India of a thousand dreams!

May 12, 2013 02:16 am | Updated May 13, 2013 12:48 am IST

Illustration: Sateesh Vellinezhi

Illustration: Sateesh Vellinezhi

I am from the North-East — a paradise unexplored as those grandiose “Incredible India” campaigns would spell. I belong to the land of the rhino, the national parks and the dances. But I also belong to the land which is on the wrong side of the “looks” discourse. Where I come from people don’t have long noses and sharp big eyes; we have flat noses and small eyes. Colloquially, my brethren from my home are lumped together as one big racial group, “chinkis.”

We, the people of India, have never had problems with sweeping generalisations such as the loud Jats and Punjabis or the silent Tamilians, good or bad generalisations adorn our social discourse. Yet, never are they so vivid and as socially offending as with the “chinkis” and very often it spills over to those who don’t have the “chinki looks.” I must admit that never in my life have I been referred to as an exotic breed unlike my friends — that is because I share a more “mainlander” look. So the question is: why this necessity for a mainlander look to be called an Indian?

Recently, a close friend visited the Taj Mahal. He wanted to see the beauty that made India a global tourist hotspot. He had his Afghan friend along with him. They had a minor altercation with the security guards over entry for the Afghan student. Soon, the guards demanded identification proof of my friend. When he showed them his identity card, they did the unimaginable! They asked him to take a foreigner’s pass. Imagine the surprise and disgust of my friend. He had studied in Delhi almost all his college life and now he had to get a foreigner’s ticket because someone decided that he was not Indian enough to be Indian; or, perhaps, he was on the wrong side of the country.

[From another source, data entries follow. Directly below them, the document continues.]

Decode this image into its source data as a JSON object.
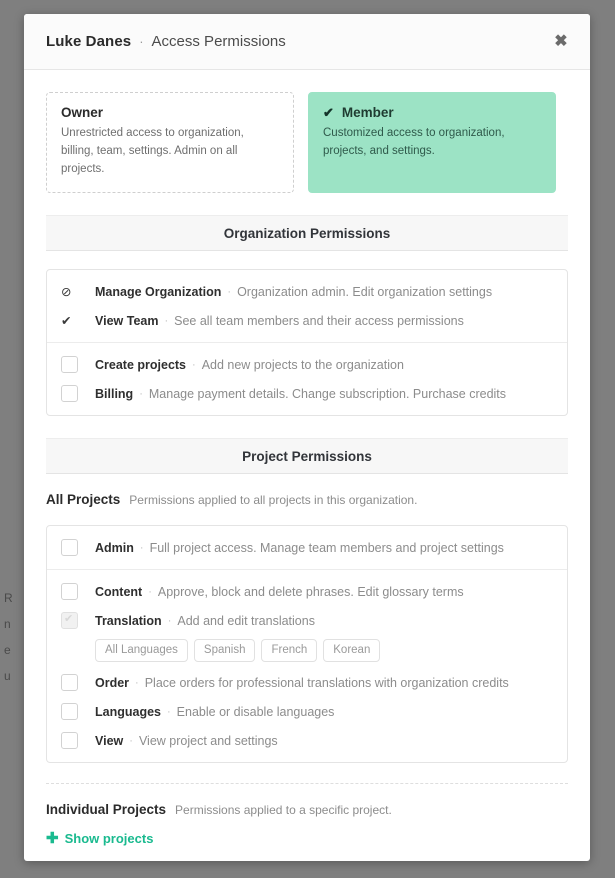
{
  "background": {
    "clipped_lines": [
      "R",
      "n",
      "e",
      "u"
    ]
  },
  "modal": {
    "header": {
      "user_name": "Luke Danes",
      "separator": "·",
      "page_title": "Access Permissions",
      "close_icon": "✖"
    },
    "roles": [
      {
        "name": "Owner",
        "description": "Unrestricted access to organization, billing, team, settings. Admin on all projects.",
        "selected": false,
        "check_icon": ""
      },
      {
        "name": "Member",
        "description": "Customized access to organization, projects, and settings.",
        "selected": true,
        "check_icon": "✔"
      }
    ],
    "organization_section": {
      "band_title": "Organization Permissions",
      "static_rows": [
        {
          "icon": "⊘",
          "icon_name": "prohibited-icon",
          "label": "Manage Organization",
          "separator": "·",
          "description": "Organization admin. Edit organization settings"
        },
        {
          "icon": "✔",
          "icon_name": "check-icon",
          "label": "View Team",
          "separator": "·",
          "description": "See all team members and their access permissions"
        }
      ],
      "checkbox_rows": [
        {
          "label": "Create projects",
          "separator": "·",
          "description": "Add new projects to the organization",
          "checked": false
        },
        {
          "label": "Billing",
          "separator": "·",
          "description": "Manage payment details. Change subscription. Purchase credits",
          "checked": false
        }
      ]
    },
    "project_section": {
      "band_title": "Project Permissions",
      "all_projects": {
        "title": "All Projects",
        "description": "Permissions applied to all projects in this organization."
      },
      "admin_row": {
        "label": "Admin",
        "separator": "·",
        "description": "Full project access. Manage team members and project settings",
        "checked": false
      },
      "rows": [
        {
          "label": "Content",
          "separator": "·",
          "description": "Approve, block and delete phrases. Edit glossary terms",
          "checked": false,
          "muted": false
        },
        {
          "label": "Translation",
          "separator": "·",
          "description": "Add and edit translations",
          "checked": true,
          "muted": true
        }
      ],
      "language_pills": [
        "All Languages",
        "Spanish",
        "French",
        "Korean"
      ],
      "rows_after": [
        {
          "label": "Order",
          "separator": "·",
          "description": "Place orders for professional translations with organization credits",
          "checked": false,
          "muted": false
        },
        {
          "label": "Languages",
          "separator": "·",
          "description": "Enable or disable languages",
          "checked": false,
          "muted": false
        },
        {
          "label": "View",
          "separator": "·",
          "description": "View project and settings",
          "checked": false,
          "muted": false
        }
      ]
    },
    "individual_projects": {
      "title": "Individual Projects",
      "description": "Permissions applied to a specific project.",
      "show_link_plus": "✚",
      "show_link_label": "Show projects"
    }
  },
  "colors": {
    "accent_green": "#1aba8f",
    "member_card_bg": "#9ce3c5",
    "overlay": "#7f7f7f",
    "band_bg": "#f7f7f7"
  }
}
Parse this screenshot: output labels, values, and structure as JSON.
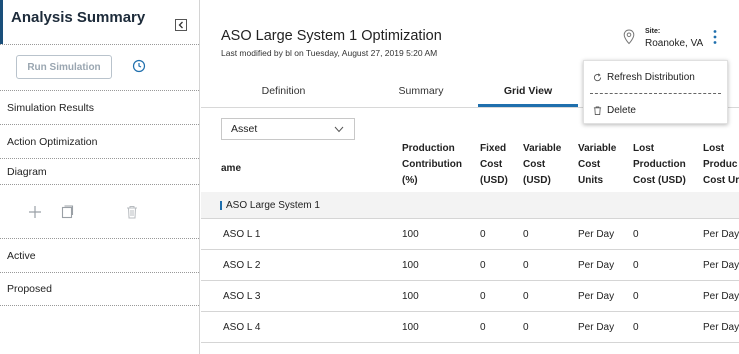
{
  "sidebar": {
    "title": "Analysis Summary",
    "run_button": "Run Simulation",
    "items": [
      {
        "label": "Simulation Results"
      },
      {
        "label": "Action Optimization"
      },
      {
        "label": "Diagram"
      }
    ],
    "bottom_items": [
      {
        "label": "Active"
      },
      {
        "label": "Proposed"
      }
    ],
    "icons": [
      "collapse-icon",
      "clock-icon",
      "plus-icon",
      "copy-icon",
      "trash-icon"
    ]
  },
  "header": {
    "title": "ASO Large System 1 Optimization",
    "subtitle": "Last modified by bl on Tuesday, August 27, 2019 5:20 AM",
    "site_label": "Site:",
    "site_value": "Roanoke, VA"
  },
  "tabs": [
    {
      "label": "Definition"
    },
    {
      "label": "Summary"
    },
    {
      "label": "Grid View",
      "active": true
    }
  ],
  "asset_select": {
    "value": "Asset"
  },
  "table": {
    "columns": [
      {
        "lines": [
          "ame"
        ]
      },
      {
        "lines": [
          "Production",
          "Contribution",
          "(%)"
        ]
      },
      {
        "lines": [
          "Fixed",
          "Cost",
          "(USD)"
        ]
      },
      {
        "lines": [
          "Variable",
          "Cost",
          "(USD)"
        ]
      },
      {
        "lines": [
          "Variable",
          "Cost",
          "Units"
        ]
      },
      {
        "lines": [
          "Lost",
          "Production",
          "Cost (USD)"
        ]
      },
      {
        "lines": [
          "Lost",
          "Produc",
          "Cost Ur"
        ]
      }
    ],
    "group_label": "ASO Large System 1",
    "rows": [
      [
        "ASO L 1",
        "100",
        "0",
        "0",
        "Per Day",
        "0",
        "Per Day"
      ],
      [
        "ASO L 2",
        "100",
        "0",
        "0",
        "Per Day",
        "0",
        "Per Day"
      ],
      [
        "ASO L 3",
        "100",
        "0",
        "0",
        "Per Day",
        "0",
        "Per Day"
      ],
      [
        "ASO L 4",
        "100",
        "0",
        "0",
        "Per Day",
        "0",
        "Per Day"
      ]
    ]
  },
  "menu": {
    "items": [
      {
        "label": "Refresh Distribution",
        "icon": "refresh-icon"
      },
      {
        "label": "Delete",
        "icon": "trash-icon"
      }
    ]
  },
  "colors": {
    "accent": "#1f6fad",
    "sidebar_border": "#1a4f7a",
    "group_row_bg": "#f3f3f3"
  }
}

This is not just one story. We hear thousands like this everyday. We hear of Bodo students being harassed during the Tibetan monk protests (since they looked Mongoloid). If you are a Mongoloid and girl, Delhi suddenly turns dangerous for you because there is a popular discourse that “NE girls are cheap.” This negative perception is endorsed by even neighbourhood aunties who argue that these “thin girls with short clothes” are always on the lookout for “easy money.” Sometimes, I wonder if this is really concern or disgust or merely jealousy since most of the aunties got the wrong part of the deal in the weight debate! Yet, the question remains: what does this mean for my friend and many others like him who face harassment everyday? It seems the idea of “India” still does not include them or others like them.

On the other hand, there is no denying the discrimination that runs counter in the North-East. The recent declaration of a bandh in Meghalaya against a “non-tribal” getting the Speaker’s post in the Assembly points to the bias that exists in the “egalitarian” tribal milieu. If anything, tribal society today is not egalitarian — it is mostly an exclusivist society where anything non-tribal (non-Mongoloid) is seen with suspicion and contempt.

So the story of India is one of conjoining these two systems (mainland and NE) — one which thrives on discrimination and an idea of India which is either speaking in Hindi or a south Indian techie, and the other which is inherently distrustful and exclusivist in character.

When one looks at the root of the problem, it is not the clash of these two systems but one which has a “trust deficit” in essence. The problem is both sides have not been able to bridge the trust gap.

The solution will be found when someone from Uttar Pradesh/Bihar/Tamil Nadu stands up for my friend the next time he or she is stopped at the Taj Mahal and called non-Indian. The solution will be found when a non-tribal is declared Speaker of a tribal State the people rejoice. This is very much our India, an India of a thousand dreams they may come in all shapes and sizes but one whose destiny is shared.